Diabetic Wounds

How to treat 6 Critical Factors in a Diabetic Wound

According to estimation, more than 550 million people worldwide will have diabetes by 2030. About 25% of these diabetic patients develop foot ulcers during their lifespan, often requiring advanced wound healing in diabetes to avoid complications. To achieve optimal healing and protect against problems, six key factors need to be considered in the treatment of diabetic wounds.

1. Assessment of the wound
Diabetic wounds can be divided into three categories: neuropathic, ischemic and neuroischemic. To recognize the progression, infection and wound healing, it is essential to know the different characteristics of each wound category. The lack of accurate identification of the type of wound present can lead to an ineffective wound management plan for diabetes that causes permanent complications or amputation.

2. Debridement of tissue
Initial debris or removal of necrotic tissue from the wound reduces pressure, encourages wound healing, provides basic tissue examinations, aids in wound secretion or cleavage, and optimizes wound healing. Clinicians recommend a sharp debridement scalpel or scalpel, but there are other recommended tissue medications, including larvae, autolytic and ultrasound.

Only an experienced doctor who knows which part of the tissue to remove without damaging the blood vessels, nerves or tendons should do the debridement. Understanding the importance of debridement on your diabetic wound healing plan is often important in advanced diabetic wounds.

3. Infection control
Infections are a major concern in any diabetes treatment plan. Due to the high rate of morbidity and mortality associated with diabetes, more aggressive forms of infection control must be developed. And oral and local antibiotics are recommended for all people with diabetes with signs of even mild infection. Topical antimicrobials can reduce bacteria, protect against further contamination, and prevent the spread of deep infections into the wound. Typical wound dressings used in the treatment of diabetic wounds are those impregnated with antimicrobials to aid in the control of infections. Clinicians typically offer advanced hair care supplements that contain silver, iodine, honey, or polyhexamethylene biguanide (PHMB), which work to heal the wound while maintaining the sore.

4. Moisture balance
Choosing an ideal suit for a diabetic wound is crucial to successful wound healing. Proper wound healing helps to maintain a balanced moisturizing environment (not too humid or too dry) and to empty and heal the wound. Your doctor will also consider the wound site when choosing clothes. Although each wound must be properly evaluated, some common forms that can be used for diabetic wounds include alginates, hydrocolloids, and films.
5. Pressure relief
For most diabetic wound healing plans in patients suffering from legs or feet, reducing pressure or leakage is a key factor in preventing complications. A non-removable total contact cast (TCC) distributes the pressure evenly through the leg and can reduce the healing time. However, CBT is not always the best option, especially for infected wounds, so other removable devices, including removable bleach, scarves or healing sandals, may also be used.
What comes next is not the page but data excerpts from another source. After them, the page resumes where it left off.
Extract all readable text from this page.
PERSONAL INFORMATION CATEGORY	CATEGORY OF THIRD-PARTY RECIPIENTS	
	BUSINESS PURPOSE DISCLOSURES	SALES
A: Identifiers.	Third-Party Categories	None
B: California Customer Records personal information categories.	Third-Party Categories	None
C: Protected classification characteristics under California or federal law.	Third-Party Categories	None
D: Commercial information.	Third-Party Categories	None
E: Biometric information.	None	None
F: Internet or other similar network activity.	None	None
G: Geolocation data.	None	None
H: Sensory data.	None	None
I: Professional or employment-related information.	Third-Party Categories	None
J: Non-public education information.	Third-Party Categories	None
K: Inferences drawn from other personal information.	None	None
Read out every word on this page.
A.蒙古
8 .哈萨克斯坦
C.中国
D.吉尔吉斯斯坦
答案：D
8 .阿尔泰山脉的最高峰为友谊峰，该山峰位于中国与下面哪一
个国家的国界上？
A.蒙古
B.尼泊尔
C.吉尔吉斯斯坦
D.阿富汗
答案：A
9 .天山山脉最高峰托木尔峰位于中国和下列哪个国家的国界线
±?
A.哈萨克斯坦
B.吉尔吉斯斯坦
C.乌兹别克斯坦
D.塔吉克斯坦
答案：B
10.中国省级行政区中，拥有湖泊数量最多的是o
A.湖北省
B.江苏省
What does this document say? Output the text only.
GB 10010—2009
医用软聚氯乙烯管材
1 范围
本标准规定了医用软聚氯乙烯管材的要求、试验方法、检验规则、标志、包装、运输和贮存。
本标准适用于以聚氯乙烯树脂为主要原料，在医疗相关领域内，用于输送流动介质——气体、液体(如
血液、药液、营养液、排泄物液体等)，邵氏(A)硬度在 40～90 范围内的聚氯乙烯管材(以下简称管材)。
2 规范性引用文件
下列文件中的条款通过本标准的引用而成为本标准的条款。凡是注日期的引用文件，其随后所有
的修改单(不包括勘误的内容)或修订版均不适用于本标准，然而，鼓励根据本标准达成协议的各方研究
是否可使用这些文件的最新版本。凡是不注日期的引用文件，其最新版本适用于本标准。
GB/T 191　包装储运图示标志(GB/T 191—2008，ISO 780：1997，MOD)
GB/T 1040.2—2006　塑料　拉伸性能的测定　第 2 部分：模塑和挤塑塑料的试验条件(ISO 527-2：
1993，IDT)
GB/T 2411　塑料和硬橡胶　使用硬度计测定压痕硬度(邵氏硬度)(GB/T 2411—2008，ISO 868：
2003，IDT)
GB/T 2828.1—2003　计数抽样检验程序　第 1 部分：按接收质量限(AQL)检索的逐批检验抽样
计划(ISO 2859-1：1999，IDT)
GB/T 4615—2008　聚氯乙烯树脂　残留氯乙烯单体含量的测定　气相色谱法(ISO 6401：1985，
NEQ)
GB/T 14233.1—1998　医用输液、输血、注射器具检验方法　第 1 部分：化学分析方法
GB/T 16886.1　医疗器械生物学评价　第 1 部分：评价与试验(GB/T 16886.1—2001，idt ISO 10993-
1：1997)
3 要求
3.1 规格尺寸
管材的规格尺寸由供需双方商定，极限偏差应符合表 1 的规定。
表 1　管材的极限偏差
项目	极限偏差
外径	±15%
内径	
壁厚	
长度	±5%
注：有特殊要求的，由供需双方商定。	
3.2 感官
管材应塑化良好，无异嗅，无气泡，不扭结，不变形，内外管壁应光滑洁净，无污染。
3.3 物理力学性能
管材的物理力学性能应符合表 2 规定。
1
The most common problem with healing with the use of removable devices is that some patients do not wear them properly, which can delay the healing of wounds. In these cases, studies have shown that patients with removable sampling devices only carry less than 30% of the day. If you have questions about using a delivery device, contact your doctor.

6. Basic factors
The patient with premature diabetes should be treated holistically to identify the underlying problems and to reduce the risk factors that cause the wounds. Obtaining control of diabetes is difficult but important, especially about blood sugar levels, proper nutrition, high blood pressure and smoking cessation. Other factors such as adequate footwear and adequate blood supply to the extremities should be evaluated. Regardless of the degree of injury, a physician specializing in this area should prescribe a plan for curing diabetic wounds.

Notes From Anita, I currently have a friend who has diabetes, being treated for the would on his foot. This is a terrible thing when this disease attacks the body in this manner. He is currently in the hospital and I ask your prayers for him. We go to the same church and he is one of the coolest men you ever want to know. Honest and forthright. When we see each other we greet each other with a hug and say “hello friend”, He is married but his wife has to share, lol.

ENCOURAGE YOURSELF: The body and soul goes together, we must, because it imperative to feed our soul as well as out bodies in the proper manner. Doing away with things that are not good for our body or souls. First spiritually, then naturally.

Tell me what you think, are there any helping tips you can share, as helpers to one another?